Your business is a tool, to help you further your cause and enable your life.

In trying to be more “business-like” we lose our authenticity as individuals.

We start to talk like the tool. We relate to other people as a tool. We become the tool; just like many others out there similarly striving to be a tool. Because there seems to be one generally accepted model of doing business; one that minimises/denies our humanity.

A tool is a commodity. No one goes out of their way to work/engage with a tool. A tool is something you buy for the best price, use, and then store indefinitely in a shed or throw away.

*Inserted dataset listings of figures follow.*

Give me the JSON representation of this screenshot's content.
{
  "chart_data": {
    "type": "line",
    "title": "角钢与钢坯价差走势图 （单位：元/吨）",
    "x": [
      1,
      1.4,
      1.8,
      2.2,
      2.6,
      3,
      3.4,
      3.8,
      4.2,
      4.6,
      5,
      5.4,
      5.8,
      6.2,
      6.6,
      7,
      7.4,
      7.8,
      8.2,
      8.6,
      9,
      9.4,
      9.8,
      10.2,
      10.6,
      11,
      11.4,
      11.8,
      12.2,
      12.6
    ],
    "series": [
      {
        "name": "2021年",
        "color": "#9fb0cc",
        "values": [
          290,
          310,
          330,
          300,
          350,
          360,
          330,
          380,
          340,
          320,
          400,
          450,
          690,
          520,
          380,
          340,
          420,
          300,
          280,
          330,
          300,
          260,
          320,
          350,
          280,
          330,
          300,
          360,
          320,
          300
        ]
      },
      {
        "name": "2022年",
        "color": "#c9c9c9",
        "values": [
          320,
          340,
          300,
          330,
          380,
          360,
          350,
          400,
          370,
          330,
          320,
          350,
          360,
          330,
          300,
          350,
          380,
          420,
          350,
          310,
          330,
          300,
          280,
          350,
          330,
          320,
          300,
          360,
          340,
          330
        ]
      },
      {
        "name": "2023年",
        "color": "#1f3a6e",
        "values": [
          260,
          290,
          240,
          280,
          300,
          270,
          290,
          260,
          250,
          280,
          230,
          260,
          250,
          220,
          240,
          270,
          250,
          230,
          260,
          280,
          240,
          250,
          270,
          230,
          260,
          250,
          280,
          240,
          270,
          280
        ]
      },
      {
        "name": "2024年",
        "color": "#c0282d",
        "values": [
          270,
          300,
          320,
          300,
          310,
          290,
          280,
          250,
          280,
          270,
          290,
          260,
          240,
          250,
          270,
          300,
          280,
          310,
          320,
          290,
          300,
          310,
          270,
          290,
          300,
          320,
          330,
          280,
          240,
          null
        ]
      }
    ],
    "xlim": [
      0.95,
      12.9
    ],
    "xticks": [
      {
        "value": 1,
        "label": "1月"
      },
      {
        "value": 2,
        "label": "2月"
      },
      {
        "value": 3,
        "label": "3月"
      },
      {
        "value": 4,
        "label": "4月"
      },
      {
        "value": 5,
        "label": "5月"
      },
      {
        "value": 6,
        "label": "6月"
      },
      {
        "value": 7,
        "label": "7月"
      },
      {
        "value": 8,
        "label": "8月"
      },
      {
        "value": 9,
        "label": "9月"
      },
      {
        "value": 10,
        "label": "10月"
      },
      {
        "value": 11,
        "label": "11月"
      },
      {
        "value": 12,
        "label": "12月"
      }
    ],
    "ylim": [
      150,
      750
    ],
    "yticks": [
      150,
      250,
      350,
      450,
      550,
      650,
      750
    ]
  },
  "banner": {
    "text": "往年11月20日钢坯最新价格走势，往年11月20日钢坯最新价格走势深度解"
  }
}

A tool can also limit us from being able to solve problems in the best possible way. As a fellow design thinker described recently in a email: "As a solicitor, ... I saw my client's problems as complex because they seemed incapable of being compartmented or cleanly categorised as 'legal' problems. There always seemed a better solution to their dilemma that did not involve lawyers, but to tell my clients that would have meant dropping the protective legal framework and language, and engaging with them as something other than a lawyer." Being locked in to a law firm situation limited him to solving problems using a specific set of ways only; so it is no longer about "the best way."

By all means, learn how to use the tool that is your business. Dot your “i”s and cross your “t”s. Learn the principles of good business practice. Abide by the laws. Make it support you.

But don’t become it. You come first. Be you.